L’été, il recevait pendant plusieurs semaines des étudiants de nationalités différentes.

La police avait répertorié cette dernière année un Grec, un Allemand, une Italienne, une Polonaise, un Espagnol, un Français. Ils ne se quittaient pas, se promenant ensemble, s’asseyant sous les oliviers, parlant à voix basse, parfois toute la nuit. Ils n’étaient jamais allés en pèlerinage à la grotte de l’Apocalypse, et ne descendaient que rarement au port de Skala. Ils s’y étaient néanmoins rendus pour accueillir un homme vêtu, comme un adolescent, d’un jean et d’une chemise de toile bleue. Mais il ne faisait pas illusion, malgré son chapeau de toile et son sac à dos.
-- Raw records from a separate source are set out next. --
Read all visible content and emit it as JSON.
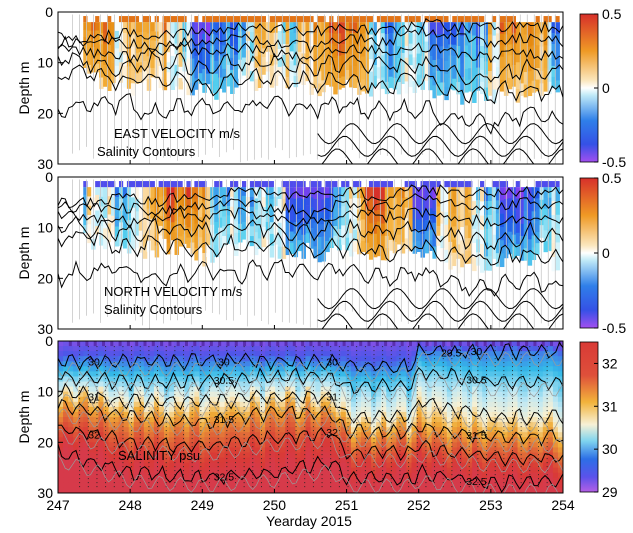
{
  "chart_data": [
    {
      "type": "heatmap",
      "variable": "east_velocity",
      "ylabel": "Depth  m",
      "ylim": [
        0,
        30
      ],
      "xlim": [
        247,
        254
      ],
      "yticks": [
        0,
        10,
        20,
        30
      ],
      "xticks": [
        247,
        248,
        249,
        250,
        251,
        252,
        253,
        254
      ],
      "annotations": [
        "EAST VELOCITY  m/s",
        "Salinity Contours"
      ],
      "colorbar": {
        "range": [
          -0.5,
          0.5
        ],
        "ticks": [
          0.5,
          0,
          -0.5
        ],
        "tick_labels": [
          "0.5",
          "0",
          "-0.5"
        ]
      },
      "contour_depths_at_start": [
        5,
        6,
        7,
        9,
        12,
        20
      ]
    },
    {
      "type": "heatmap",
      "variable": "north_velocity",
      "ylabel": "Depth  m",
      "ylim": [
        0,
        30
      ],
      "xlim": [
        247,
        254
      ],
      "yticks": [
        0,
        10,
        20,
        30
      ],
      "xticks": [
        247,
        248,
        249,
        250,
        251,
        252,
        253,
        254
      ],
      "annotations": [
        "NORTH VELOCITY   m/s",
        "Salinity Contours"
      ],
      "colorbar": {
        "range": [
          -0.5,
          0.5
        ],
        "ticks": [
          0.5,
          0,
          -0.5
        ],
        "tick_labels": [
          "0.5",
          "0",
          "-0.5"
        ]
      },
      "contour_depths_at_start": [
        5,
        6,
        7,
        9,
        12,
        20
      ]
    },
    {
      "type": "heatmap",
      "variable": "salinity",
      "ylabel": "Depth  m",
      "xlabel": "Yearday 2015",
      "ylim": [
        0,
        30
      ],
      "xlim": [
        247,
        254
      ],
      "yticks": [
        0,
        10,
        20,
        30
      ],
      "xticks": [
        247,
        248,
        249,
        250,
        251,
        252,
        253,
        254
      ],
      "tick_labels_x": [
        "247",
        "248",
        "249",
        "250",
        "251",
        "252",
        "253",
        "254"
      ],
      "annotations": [
        "SALINITY  psu"
      ],
      "contour_labels": [
        "29.5",
        "30",
        "30.5",
        "31",
        "31.5",
        "32",
        "32.5"
      ],
      "colorbar": {
        "range": [
          29,
          32.5
        ],
        "ticks": [
          32,
          31,
          30,
          29
        ],
        "tick_labels": [
          "32",
          "31",
          "30",
          "29"
        ]
      },
      "salinity_layers": [
        {
          "x": [
            247,
            248,
            249,
            250,
            250.8,
            251,
            251.9,
            252,
            253,
            254
          ],
          "depth": [
            4,
            4,
            4,
            4,
            4,
            5,
            5,
            2,
            2,
            2
          ],
          "label": "30"
        },
        {
          "x": [
            247,
            248,
            249,
            250,
            250.8,
            251,
            251.9,
            252,
            253,
            254
          ],
          "depth": [
            7,
            8,
            8,
            7,
            7,
            9,
            9,
            6,
            8,
            8
          ],
          "label": "30.5"
        },
        {
          "x": [
            247,
            248,
            249,
            250,
            250.8,
            251,
            251.9,
            252,
            253,
            254
          ],
          "depth": [
            10,
            12,
            12,
            11,
            11,
            15,
            15,
            12,
            15,
            15
          ],
          "label": "31"
        },
        {
          "x": [
            247,
            248,
            249,
            250,
            250.8,
            251,
            251.9,
            252,
            253,
            254
          ],
          "depth": [
            13,
            15,
            16,
            14,
            14,
            18,
            18,
            17,
            19,
            19
          ],
          "label": "31.5"
        },
        {
          "x": [
            247,
            248,
            249,
            250,
            250.8,
            251,
            251.9,
            252,
            253,
            254
          ],
          "depth": [
            17,
            20,
            21,
            19,
            18,
            22,
            22,
            21,
            23,
            23
          ],
          "label": "32"
        },
        {
          "x": [
            247,
            248,
            249,
            250,
            250.8,
            251,
            251.9,
            252,
            253,
            254
          ],
          "depth": [
            22,
            26,
            27,
            26,
            24,
            27,
            27,
            26,
            28,
            28
          ],
          "label": "32.5"
        }
      ]
    }
  ],
  "colors": {
    "negative_strong": "#8a3df0",
    "negative": "#1f58e8",
    "negative_weak": "#53cfee",
    "neutral": "#ffffff",
    "positive_weak": "#f5b340",
    "positive": "#e58a10",
    "positive_strong": "#d7302a",
    "salinity_low": "#9a4fe6",
    "salinity_mid": "#33b9e8",
    "salinity_high": "#d93a36",
    "contour": "#000000",
    "profile_line": "#c8c8c8"
  }
}
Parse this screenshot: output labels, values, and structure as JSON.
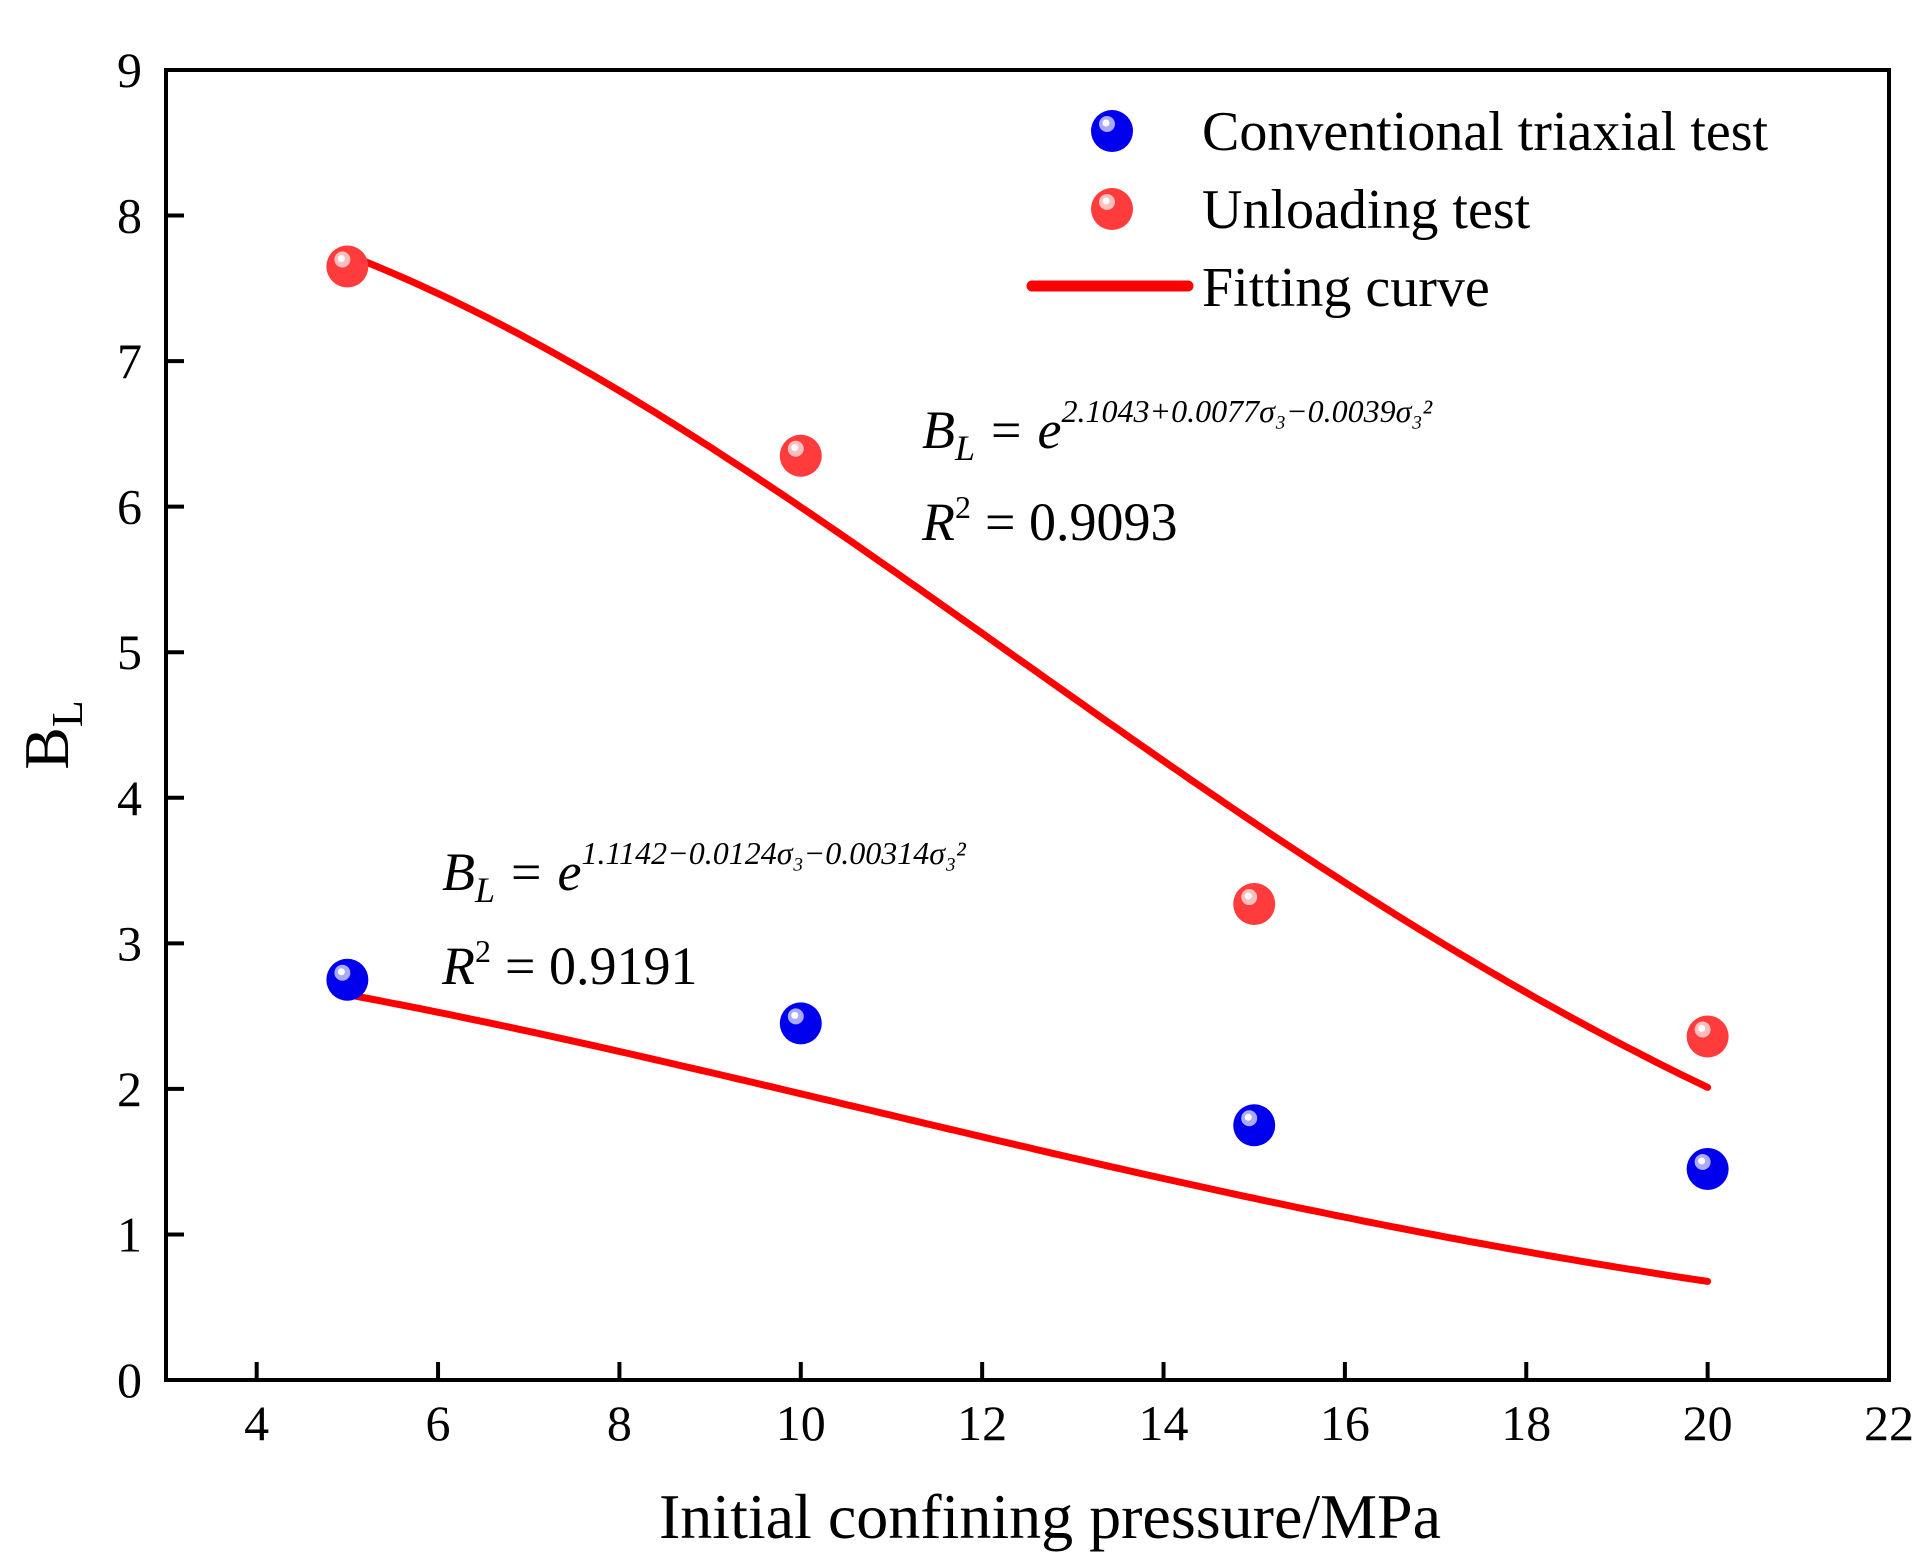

Ce septuagénaire était ridé comme une vieille femme, ses cheveux mi-longs encadraient un visage à la peau flasque, aux traits indécis. Sa silhouette était celle d’un homme las, comme affaissé sur lui-même, à l’estomac proéminent et aux membres grêles.

Les étudiants et Paul Déméter, qui l’entouraient de prévenances, portant son sac, l’appelaient Platon et – mais avec affection – « le Vieux ».

J’ai une nouvelle fois irrité Vassilikos en murmurant le nom du « Vieux » : Louis Veraghen.

Les services de l’ambassade de France à Athènes m’avaient communiqué les principaux éléments de son dossier. Il avait séjourné en Palestine, surveillé par les services secrets israéliens. Alertés, les agents français avaient pris le relais. Veraghen était soupçonné d’inspirer des groupes prônant l’action violente et même le terrorisme. Il rédigeait leurs textes, leurs appels à la révolte des « Multitudes ». Veraghen avait créé et dirigé La Cité du Soleil, une revue qui reprenait le nom d’une société idéale imaginée au xvie siècle par le moine dominicain Tommaso Campanella, un fils de paysans calabrais.